How do we rekindle our hope during the darkest of times? With regard to the current crisis at our border, many of us have felt anxiety, distress, frustration and horror over the way many people have been repeatedly been treated during their efforts to gain political asylum, seek sanctuary and secure dignified livelihoods in the U.S.

Well, in Anthony, Texas today, I was deeply inspired by both the remarkable food justice work being done and the social commentaries we heard from the staff of La Semilla Food Center. They are among the many compassionate, hard-working and innovative practitioners of social justice who are already guiding rural Mexican-American colonias and other communities toward greater self-reliance so that they may achieve food sovereignty. They are literally sowing the seeds of food justice as a means to gain broader social justice for communities formerly marginalized and oppressed in southern New Mexico and West Texas. My old friend Cristina Dominguez-Eshelman, Director of Agroecology and Farm Education at La Semilla’s farm in Anthony, has not only been growing healthy food but also building community around such actions for many years. Their programs extend from their own farm out to school and community gardens in the border region between Las Cruces to El Paso.

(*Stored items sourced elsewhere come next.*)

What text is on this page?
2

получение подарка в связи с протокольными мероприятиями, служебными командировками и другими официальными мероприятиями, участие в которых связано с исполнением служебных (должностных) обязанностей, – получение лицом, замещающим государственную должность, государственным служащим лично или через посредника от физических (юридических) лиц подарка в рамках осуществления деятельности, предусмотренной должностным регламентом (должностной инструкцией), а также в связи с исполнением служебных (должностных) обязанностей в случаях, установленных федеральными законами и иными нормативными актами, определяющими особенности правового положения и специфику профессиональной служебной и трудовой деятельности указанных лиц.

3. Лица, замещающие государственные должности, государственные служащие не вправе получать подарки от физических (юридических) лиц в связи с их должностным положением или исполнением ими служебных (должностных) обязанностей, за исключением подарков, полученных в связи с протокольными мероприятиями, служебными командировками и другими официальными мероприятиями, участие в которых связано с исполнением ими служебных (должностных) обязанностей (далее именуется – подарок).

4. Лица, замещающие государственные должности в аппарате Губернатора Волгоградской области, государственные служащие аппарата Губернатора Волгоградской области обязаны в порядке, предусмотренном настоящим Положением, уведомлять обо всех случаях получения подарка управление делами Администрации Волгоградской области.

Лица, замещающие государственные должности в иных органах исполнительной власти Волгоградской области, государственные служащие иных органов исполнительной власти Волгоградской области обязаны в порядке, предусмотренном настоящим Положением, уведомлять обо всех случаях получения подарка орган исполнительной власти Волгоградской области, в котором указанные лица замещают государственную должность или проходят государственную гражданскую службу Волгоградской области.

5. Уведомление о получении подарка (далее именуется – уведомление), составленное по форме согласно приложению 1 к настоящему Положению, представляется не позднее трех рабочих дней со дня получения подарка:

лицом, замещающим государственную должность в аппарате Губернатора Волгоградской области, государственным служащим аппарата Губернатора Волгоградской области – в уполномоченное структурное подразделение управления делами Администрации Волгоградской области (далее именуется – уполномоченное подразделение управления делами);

Now, here’s the key thing: If our governmental agencies and philanthropic foundations would also invest in the development of greater self-reliance and livable wages in rural communities in Mexico and Central America, I doubt whether the people of Mexico and Central America would need to emigrate, engage in violence, drug or sex slave trafficking as much as their conditions force them to do today.

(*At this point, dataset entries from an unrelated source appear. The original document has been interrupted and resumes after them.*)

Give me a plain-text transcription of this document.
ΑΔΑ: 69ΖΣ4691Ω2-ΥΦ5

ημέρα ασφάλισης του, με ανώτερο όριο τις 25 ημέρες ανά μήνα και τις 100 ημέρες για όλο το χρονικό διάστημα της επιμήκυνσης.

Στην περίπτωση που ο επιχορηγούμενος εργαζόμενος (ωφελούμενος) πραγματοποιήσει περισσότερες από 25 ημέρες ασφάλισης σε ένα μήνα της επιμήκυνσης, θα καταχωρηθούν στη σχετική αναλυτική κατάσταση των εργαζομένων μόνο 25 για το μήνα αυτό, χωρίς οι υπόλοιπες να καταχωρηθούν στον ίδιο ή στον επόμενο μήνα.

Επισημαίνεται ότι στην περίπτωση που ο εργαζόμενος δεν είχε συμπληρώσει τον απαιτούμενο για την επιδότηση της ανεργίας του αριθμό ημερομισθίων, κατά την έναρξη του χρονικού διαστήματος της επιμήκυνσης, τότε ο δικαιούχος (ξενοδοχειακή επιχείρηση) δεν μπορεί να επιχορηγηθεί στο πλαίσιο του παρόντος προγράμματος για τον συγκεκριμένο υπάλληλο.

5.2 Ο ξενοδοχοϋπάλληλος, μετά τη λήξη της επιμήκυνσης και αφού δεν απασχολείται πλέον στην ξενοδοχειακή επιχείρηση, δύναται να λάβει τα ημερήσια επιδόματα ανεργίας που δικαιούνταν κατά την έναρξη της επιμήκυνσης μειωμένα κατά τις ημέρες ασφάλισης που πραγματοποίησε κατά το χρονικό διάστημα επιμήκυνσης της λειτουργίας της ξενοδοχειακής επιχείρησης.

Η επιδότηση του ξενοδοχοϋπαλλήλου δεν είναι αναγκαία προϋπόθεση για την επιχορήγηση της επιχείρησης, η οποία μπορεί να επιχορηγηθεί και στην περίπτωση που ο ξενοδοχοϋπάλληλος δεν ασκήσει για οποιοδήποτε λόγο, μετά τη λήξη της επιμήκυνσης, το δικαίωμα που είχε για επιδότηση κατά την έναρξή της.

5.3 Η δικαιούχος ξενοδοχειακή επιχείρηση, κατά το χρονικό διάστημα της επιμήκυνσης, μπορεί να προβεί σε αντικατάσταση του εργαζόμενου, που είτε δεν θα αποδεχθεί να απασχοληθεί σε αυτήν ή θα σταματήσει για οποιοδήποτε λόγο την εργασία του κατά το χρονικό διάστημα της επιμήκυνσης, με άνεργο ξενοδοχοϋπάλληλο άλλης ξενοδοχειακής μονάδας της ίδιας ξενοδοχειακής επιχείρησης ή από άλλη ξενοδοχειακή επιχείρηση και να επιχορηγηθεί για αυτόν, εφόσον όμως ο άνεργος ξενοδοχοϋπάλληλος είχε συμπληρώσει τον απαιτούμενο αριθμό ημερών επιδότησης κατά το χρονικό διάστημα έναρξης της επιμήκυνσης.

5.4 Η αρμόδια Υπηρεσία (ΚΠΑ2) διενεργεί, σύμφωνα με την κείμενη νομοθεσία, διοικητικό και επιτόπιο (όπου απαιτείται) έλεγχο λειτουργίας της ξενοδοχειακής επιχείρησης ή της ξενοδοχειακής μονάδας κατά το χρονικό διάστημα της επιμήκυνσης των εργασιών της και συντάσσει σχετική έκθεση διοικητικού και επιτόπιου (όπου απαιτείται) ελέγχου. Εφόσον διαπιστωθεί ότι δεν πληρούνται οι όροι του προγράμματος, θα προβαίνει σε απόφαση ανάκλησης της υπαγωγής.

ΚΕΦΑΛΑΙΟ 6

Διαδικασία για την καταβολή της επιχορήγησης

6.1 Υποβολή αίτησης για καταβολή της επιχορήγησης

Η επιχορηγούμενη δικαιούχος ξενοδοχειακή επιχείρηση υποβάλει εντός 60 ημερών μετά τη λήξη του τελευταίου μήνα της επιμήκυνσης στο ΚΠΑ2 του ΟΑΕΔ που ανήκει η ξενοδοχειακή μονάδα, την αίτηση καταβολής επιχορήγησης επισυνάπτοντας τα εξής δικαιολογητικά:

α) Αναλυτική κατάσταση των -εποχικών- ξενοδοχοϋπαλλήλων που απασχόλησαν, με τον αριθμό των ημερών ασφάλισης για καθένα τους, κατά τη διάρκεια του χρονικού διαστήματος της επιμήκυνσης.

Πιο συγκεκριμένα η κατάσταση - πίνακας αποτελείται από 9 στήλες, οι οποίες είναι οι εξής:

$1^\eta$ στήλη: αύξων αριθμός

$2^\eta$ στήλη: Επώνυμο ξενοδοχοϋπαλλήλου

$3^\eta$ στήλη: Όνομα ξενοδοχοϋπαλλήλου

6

The seeds to the solutions that we need on both sides of the border are already germinating among the youthful, dynamic and ethical leadership of La Semilla Food Center and many other social justice groups. I pray that their strategies and ethics will spread into other parts of the binational borderlands, to the rest of Mexico and Central Mexico, and to our blighted cities in the North where drugs and violence are currently crippling many youth who might otherwise become dynamic leaders there.